Zu Problemen kommt es dann, wenn viele der Bewohner:innen auf Rollstühle angewiesen sind. Spontanität ist dann nicht möglich, weil Aktivitäten länger geplant werden müssen. Hinzu kommt auch noch die mangelnde Barrierefreiheit an öffentlichen Orten. In 86 % der Einrichtungen werden gemeinsame Ausflüge und Urlaube organisiert.
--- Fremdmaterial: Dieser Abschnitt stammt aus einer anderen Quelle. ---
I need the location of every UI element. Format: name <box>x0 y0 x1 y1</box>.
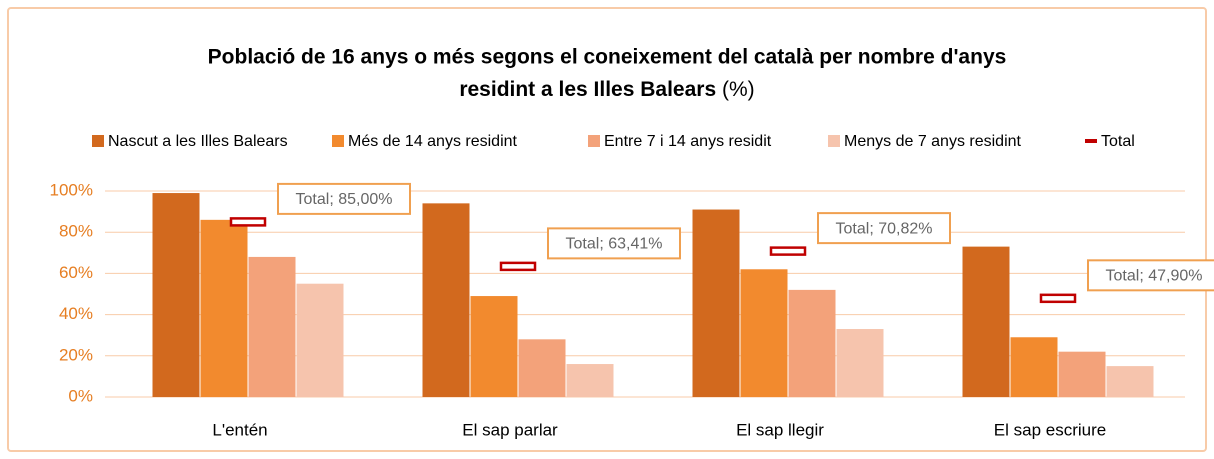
title-part: residint a les Illes Balears <box>459 78 722 101</box>
title-suffix: (%) <box>722 78 755 101</box>
chart-title-line2: residint a les Illes Balears (%) <box>459 78 754 101</box>
chart-title-line1: Població de 16 anys o més segons el cone… <box>208 46 1007 69</box>
legend-label: Nascut a les Illes Balears <box>108 133 288 150</box>
bar <box>1058 351 1106 397</box>
y-tick-label: 20% <box>59 345 93 364</box>
bar <box>962 246 1010 397</box>
total-marker <box>1039 293 1077 304</box>
bar <box>518 339 566 397</box>
bar <box>296 283 344 397</box>
total-marker <box>229 217 267 227</box>
data-label-box <box>1087 259 1214 292</box>
data-label-box <box>277 182 411 215</box>
total-marker <box>769 246 807 256</box>
legend-label: Total <box>1101 133 1135 150</box>
bar <box>788 289 836 397</box>
bar <box>692 209 740 397</box>
y-tick-label: 0% <box>68 386 93 405</box>
bar <box>152 193 200 397</box>
total-marker <box>499 261 537 272</box>
bar <box>1010 337 1058 397</box>
bar <box>200 219 248 397</box>
legend-icon <box>1085 139 1097 143</box>
data-label: Total; 47,90% <box>1106 268 1203 285</box>
x-tick-label: El sap parlar <box>462 420 558 439</box>
x-tick-label: El sap llegir <box>736 420 824 439</box>
y-tick-label: 80% <box>59 222 93 241</box>
data-label: Total; 70,82% <box>836 220 933 237</box>
x-tick-label: El sap escriure <box>994 420 1106 439</box>
data-label: Total; 85,00% <box>296 191 393 208</box>
bar <box>422 203 470 397</box>
legend-label: Més de 14 anys residint <box>348 133 518 150</box>
legend-icon <box>92 135 104 147</box>
legend-label: Menys de 7 anys residint <box>844 133 1022 150</box>
data-label: Total; 63,41% <box>566 236 663 253</box>
bar <box>566 364 614 397</box>
bar <box>836 329 884 397</box>
bar <box>470 296 518 397</box>
bar <box>248 256 296 397</box>
legend-label: Entre 7 i 14 anys residit <box>604 133 772 150</box>
data-label-box <box>547 227 681 260</box>
legend-icon <box>588 135 600 147</box>
y-tick-label: 40% <box>59 304 93 323</box>
y-tick-label: 100% <box>50 180 93 199</box>
legend-icon <box>828 135 840 147</box>
bar <box>1106 366 1154 397</box>
data-label-box <box>817 212 951 245</box>
bar <box>740 269 788 397</box>
x-tick-label: L'entén <box>212 420 267 439</box>
y-tick-label: 60% <box>59 263 93 282</box>
legend-icon <box>332 135 344 147</box>
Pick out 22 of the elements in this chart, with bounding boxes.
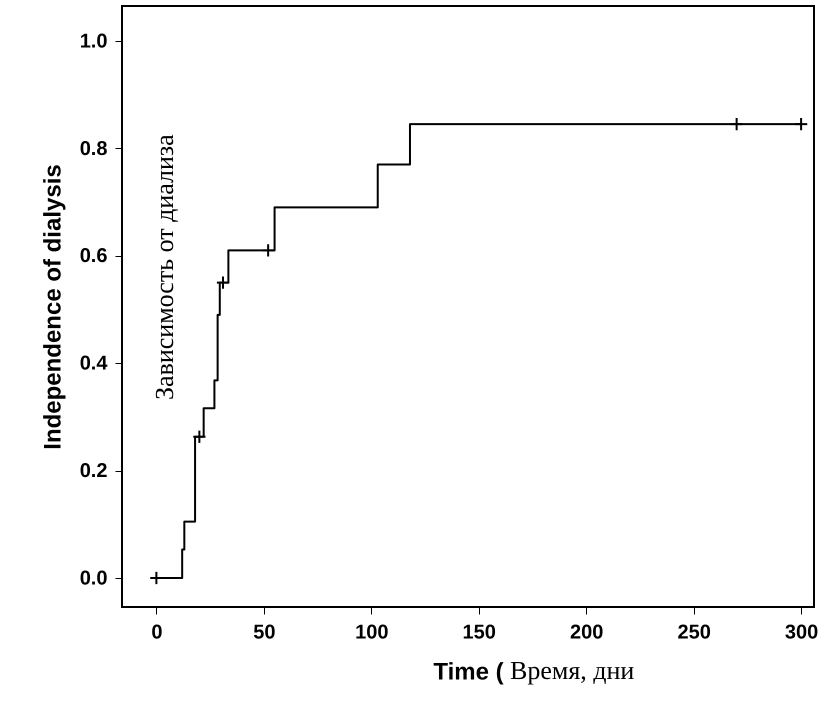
x-tick-label: 250 — [677, 622, 711, 644]
y-tick-label: 0.4 — [80, 352, 108, 375]
y-tick-label: 0.8 — [80, 138, 108, 160]
text: Время, дни — [510, 656, 634, 686]
y-tick-label: 1.0 — [80, 30, 108, 52]
point — [192, 430, 206, 444]
annotation: Зависимость от диализа — [150, 134, 180, 400]
x-axis-title: Time ( — [433, 658, 504, 686]
x-tick-label: 0 — [151, 622, 162, 644]
x-tick-label: 300 — [784, 622, 818, 644]
point — [261, 243, 276, 258]
point — [730, 117, 744, 132]
x-tick-label: 50 — [253, 622, 276, 644]
y-tick-label: 0.2 — [80, 460, 108, 482]
y-tick-label: 0.6 — [80, 245, 108, 268]
x-tick-label: 200 — [570, 622, 604, 644]
y-axis-title: Independence of dialysis — [40, 164, 67, 450]
point — [216, 275, 230, 290]
x-tick-label: 100 — [355, 622, 388, 644]
y-tick-label: 0.0 — [80, 567, 108, 590]
point — [794, 117, 808, 132]
x-tick-label: 150 — [462, 622, 496, 644]
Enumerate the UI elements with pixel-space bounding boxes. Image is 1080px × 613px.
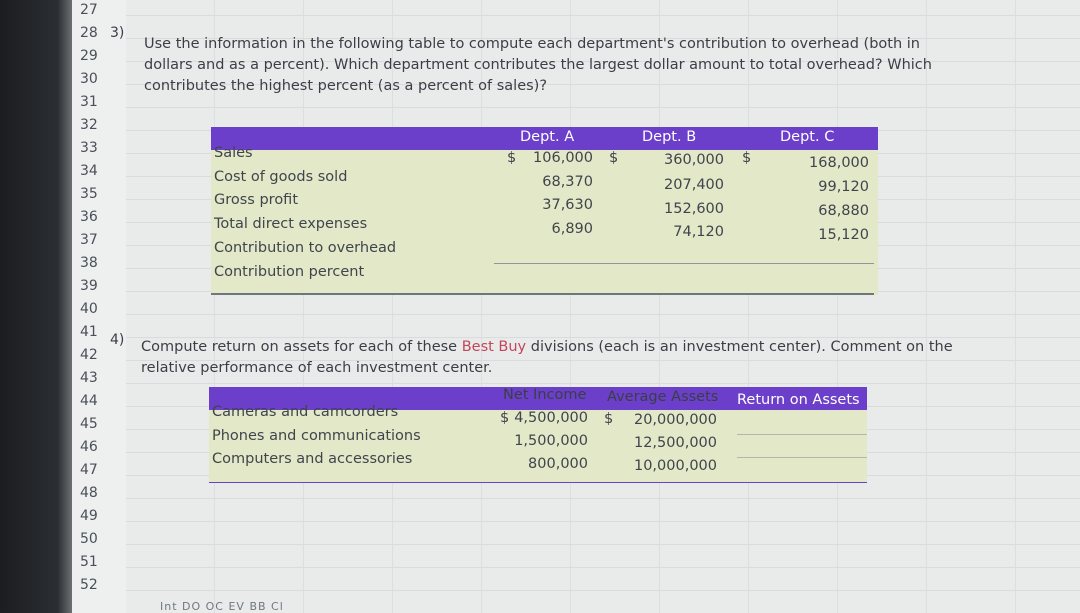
- row-number[interactable]: 52: [80, 577, 98, 593]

Aktivitäten außerhalb der Einrichtung müssen selbstverständlich sein. Die Volksanwaltschaft empfiehlt dafür entsprechende personelle und finanzielle Ressourcen sicherzustellen. Bewohner:innen, die Aktivitäten gegenüber negativ eingestellt sind, sollten motiviert werden. Bund, Länder und Gemeinden werden dazu aufgerufen, für eine barrierefreie Umwelt zu sorgen.

Selbstvertretung

Damit Menschen mit Behinderungen in Einrichtungen selbstbestimmt und unabhängig von der Einrichtung ihren Willen äußern können, braucht es in den Einrichtungen eine Selbstvertretung. Diese ist ein Sprachrohr der Bewohner:innen gegenüber der Einrichtung. Sie soll allen ermöglichen, herauszufinden, was sie wollen und diesen Willen auch zu äußern.

Die Ergebnisse in diesem Bereich sind ernüchternd, denn nur 56 % der besuchten Einrichtungen verfügen über eine Selbstvertretung. Auch die Einflussmöglichkeiten der Selbstvertretung sind begrenzt: In nur 28 % der Einrichtungen berichten die Selbstvertreter:innen, dass auf ihre Wünsche stark eingegangen wird.

Aus mehreren Einrichtungen wird hingegen berichtet, dass auf die Wünsche nicht oder nur fallweise eingegangen wird. Die Volksanwaltschaft fordert, dass in den Einrichtungen Voraussetzungen für eine Selbstvertretung geschaffen werden.

Schwerpunktthema sexuelle Selbstbestimmung

Ein Schwerpunkt des Berichtszeitraums war die sexuelle Selbstbestimmung und der Schutz vor sexualisierter Gewalt. Bereits im Februar 2024 stellte die Volksanwaltschaft im Rahmen eines Pressegesprächs die Ergebnisse und Empfehlungen aus diesem Bereich vor. So wird beispielsweise die Wichtigkeit eines sexualpädagogischen Konzeptes, das sowohl Mitarbeiter:innen als auch Bewohner:innen zugänglich ist, hervorgehoben.

Weitere Themen sind die Schaffung von Privatsphäre für Bewohner:innen, selbstbestimmte Verhütung und Elternschaft sowie der Zugang zu Sexualbegleitung.

Ganz allgemein empfiehlt die Volksanwaltschaft auch im Hinblick auf die Ergebnisse der Staatenprüfung 2023, Maßnahmen zur De-Institutionalisierung zu setzen.